En una barraca, por pura casualidad, Carlos Fasano encontró la puerta de la celda donde había estado preso.
Durante la dictadura militar uruguaya, él había pasado seis años conversando con un ratón y con esa puerta de la celda número 282. El ratón se
escabullía y volvía cuando quería, pero la puerta estaba siempre. Carlos la conocía mejor que la palma de su mano. No bien la vio, reconoció los
tajos que él había cavado con la cuchara, y las manchas, las viejas manchas de la madera, que eran los mapas de los países secretos adonde él
había viajado a lo largo de cada día de encierro.
Esa puerta y las puertas de todas las otras celdas fueron a parar a la barraca que las compró, cuando la cárcel se convirtió en shopping center.
El centro de reclusión pasó a ser un centro de consumo y ya sus prisiones no encerraban gente, sino trajes de Armani, perfumes de Dior y videos
de Panasonic.
Cuando Carlos descubrió su puerta, decidió quedársela. Pero las puertas de las celdas se habían puesto de moda en Punta del Este, y el dueño de
la barraca exigió un precio imposible.

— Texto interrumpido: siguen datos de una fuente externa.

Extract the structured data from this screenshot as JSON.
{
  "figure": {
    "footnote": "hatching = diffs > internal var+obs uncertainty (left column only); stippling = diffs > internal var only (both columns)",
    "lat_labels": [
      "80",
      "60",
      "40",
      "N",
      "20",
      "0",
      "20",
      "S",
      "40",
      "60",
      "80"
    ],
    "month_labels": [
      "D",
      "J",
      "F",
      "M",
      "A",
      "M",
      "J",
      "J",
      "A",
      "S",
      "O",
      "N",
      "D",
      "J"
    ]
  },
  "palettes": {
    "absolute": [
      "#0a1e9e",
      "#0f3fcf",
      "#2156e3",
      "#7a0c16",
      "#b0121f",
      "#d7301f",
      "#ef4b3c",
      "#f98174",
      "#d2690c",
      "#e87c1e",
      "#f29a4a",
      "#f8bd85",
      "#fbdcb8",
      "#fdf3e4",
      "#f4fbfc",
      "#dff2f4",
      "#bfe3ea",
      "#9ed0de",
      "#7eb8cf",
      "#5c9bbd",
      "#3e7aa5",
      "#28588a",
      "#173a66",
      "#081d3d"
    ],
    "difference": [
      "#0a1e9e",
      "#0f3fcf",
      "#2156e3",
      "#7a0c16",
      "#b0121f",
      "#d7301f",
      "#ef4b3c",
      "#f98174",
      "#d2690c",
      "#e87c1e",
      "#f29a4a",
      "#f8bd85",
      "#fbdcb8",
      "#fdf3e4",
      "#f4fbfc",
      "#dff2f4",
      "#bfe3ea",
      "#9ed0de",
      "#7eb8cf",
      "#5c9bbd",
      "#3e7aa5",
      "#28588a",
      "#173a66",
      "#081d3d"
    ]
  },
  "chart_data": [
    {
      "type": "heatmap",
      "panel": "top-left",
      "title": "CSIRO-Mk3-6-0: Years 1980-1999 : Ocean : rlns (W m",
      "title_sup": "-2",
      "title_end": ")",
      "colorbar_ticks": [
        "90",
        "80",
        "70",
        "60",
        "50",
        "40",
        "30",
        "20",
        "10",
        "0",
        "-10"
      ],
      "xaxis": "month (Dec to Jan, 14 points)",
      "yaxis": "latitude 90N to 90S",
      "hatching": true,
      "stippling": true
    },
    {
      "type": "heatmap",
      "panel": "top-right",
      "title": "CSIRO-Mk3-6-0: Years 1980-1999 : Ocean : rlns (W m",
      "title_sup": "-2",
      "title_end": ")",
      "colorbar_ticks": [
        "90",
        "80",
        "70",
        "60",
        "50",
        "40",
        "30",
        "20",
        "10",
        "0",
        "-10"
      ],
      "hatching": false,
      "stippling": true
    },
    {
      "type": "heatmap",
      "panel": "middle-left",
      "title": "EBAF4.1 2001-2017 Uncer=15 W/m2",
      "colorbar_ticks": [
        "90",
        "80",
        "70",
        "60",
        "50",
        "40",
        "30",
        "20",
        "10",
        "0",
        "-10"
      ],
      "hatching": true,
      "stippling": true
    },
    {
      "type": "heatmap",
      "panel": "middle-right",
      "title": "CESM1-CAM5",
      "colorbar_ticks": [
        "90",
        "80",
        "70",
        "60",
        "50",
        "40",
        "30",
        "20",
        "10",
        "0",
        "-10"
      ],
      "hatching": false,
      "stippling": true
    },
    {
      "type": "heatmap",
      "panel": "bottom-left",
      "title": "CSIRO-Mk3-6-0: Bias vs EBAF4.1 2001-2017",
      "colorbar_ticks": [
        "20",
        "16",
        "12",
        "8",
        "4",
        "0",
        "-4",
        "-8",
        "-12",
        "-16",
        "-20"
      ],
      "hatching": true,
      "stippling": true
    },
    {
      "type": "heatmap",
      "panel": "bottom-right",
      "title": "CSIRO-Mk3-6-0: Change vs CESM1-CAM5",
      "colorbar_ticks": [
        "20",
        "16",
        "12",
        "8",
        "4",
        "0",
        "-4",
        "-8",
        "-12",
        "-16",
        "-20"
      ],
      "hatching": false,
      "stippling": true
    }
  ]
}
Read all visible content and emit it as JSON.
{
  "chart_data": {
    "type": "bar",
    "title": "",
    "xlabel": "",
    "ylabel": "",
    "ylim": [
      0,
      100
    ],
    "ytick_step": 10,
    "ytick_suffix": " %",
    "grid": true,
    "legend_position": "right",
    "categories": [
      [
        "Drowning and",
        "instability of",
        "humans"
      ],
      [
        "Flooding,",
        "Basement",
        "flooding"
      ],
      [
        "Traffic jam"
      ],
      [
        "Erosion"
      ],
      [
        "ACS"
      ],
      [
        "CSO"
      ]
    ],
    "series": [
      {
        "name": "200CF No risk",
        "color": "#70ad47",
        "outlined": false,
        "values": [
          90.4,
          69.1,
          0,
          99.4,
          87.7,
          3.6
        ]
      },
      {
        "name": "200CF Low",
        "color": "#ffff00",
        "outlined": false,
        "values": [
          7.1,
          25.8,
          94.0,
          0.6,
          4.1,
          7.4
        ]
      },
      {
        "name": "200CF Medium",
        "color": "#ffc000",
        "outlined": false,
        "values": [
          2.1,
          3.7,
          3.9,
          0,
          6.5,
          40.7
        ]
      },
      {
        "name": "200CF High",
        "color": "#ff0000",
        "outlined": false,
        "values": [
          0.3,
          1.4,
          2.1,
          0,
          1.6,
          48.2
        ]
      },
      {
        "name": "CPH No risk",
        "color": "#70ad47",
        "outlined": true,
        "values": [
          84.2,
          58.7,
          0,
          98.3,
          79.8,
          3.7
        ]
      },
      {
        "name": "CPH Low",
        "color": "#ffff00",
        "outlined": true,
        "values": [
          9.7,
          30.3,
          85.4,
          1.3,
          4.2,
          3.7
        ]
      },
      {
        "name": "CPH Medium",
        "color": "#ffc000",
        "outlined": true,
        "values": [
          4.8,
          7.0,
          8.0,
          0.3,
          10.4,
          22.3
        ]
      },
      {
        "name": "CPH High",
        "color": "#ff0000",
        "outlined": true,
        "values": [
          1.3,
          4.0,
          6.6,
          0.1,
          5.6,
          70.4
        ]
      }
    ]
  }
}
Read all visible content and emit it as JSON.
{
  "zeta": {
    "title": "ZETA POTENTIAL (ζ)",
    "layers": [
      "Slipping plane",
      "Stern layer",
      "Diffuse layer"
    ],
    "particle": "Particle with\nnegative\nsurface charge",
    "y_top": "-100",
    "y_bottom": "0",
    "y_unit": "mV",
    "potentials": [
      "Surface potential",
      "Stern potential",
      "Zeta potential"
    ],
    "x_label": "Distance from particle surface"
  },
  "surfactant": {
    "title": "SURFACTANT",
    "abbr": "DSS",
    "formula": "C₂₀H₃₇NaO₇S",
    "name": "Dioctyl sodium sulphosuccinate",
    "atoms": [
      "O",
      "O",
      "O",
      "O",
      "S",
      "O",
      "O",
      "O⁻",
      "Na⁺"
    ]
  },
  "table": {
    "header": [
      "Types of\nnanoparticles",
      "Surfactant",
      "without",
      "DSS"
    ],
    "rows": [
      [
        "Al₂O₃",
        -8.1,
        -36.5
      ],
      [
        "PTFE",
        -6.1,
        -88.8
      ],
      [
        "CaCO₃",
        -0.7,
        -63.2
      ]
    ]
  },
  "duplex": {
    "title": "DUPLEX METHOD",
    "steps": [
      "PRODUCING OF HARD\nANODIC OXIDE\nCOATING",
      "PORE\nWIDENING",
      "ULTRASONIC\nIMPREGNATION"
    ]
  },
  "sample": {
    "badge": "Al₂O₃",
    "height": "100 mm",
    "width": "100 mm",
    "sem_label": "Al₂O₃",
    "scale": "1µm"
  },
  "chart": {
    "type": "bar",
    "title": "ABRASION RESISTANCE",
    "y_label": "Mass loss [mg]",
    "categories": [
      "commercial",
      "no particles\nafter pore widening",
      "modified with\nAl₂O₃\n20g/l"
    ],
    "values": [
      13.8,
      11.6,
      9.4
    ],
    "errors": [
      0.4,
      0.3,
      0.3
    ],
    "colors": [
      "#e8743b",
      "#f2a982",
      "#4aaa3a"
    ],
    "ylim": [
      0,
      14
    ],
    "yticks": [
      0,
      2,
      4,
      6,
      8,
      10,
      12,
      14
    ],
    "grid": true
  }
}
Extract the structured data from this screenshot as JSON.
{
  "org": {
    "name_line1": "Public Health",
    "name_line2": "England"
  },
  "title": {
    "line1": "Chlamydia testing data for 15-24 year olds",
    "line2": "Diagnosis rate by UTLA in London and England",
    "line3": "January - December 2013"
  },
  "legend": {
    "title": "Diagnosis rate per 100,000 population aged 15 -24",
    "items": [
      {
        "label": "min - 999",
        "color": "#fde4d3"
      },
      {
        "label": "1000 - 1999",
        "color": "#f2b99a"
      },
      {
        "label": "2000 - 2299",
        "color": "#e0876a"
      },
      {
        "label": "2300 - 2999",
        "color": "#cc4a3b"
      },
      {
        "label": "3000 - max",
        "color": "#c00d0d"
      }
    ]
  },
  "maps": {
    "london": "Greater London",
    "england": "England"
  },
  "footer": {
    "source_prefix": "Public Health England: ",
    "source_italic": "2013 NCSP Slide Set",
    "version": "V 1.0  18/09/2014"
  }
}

Carlos regateó y regateó hasta que por fin, con la ayuda de algunos amigos, pudo pagarla. Y con la ayuda
de otros amigos, pudo llevarla: más de un musculoso fue necesario para acarrear aquella mole de madera y hierro, invulnerable a los años y a las
fugas, hasta la casa de Carlos, en las quebradas de Cuchilla Pereira.
Allí se alza, ahora, la puerta. Está clavada en lo alto de una loma verde, rodeada de verderías, de cara al sol. Cada mañana el sol ilumina la
puerta, y en la puerta el cartel que dice: Prohibido cerrar.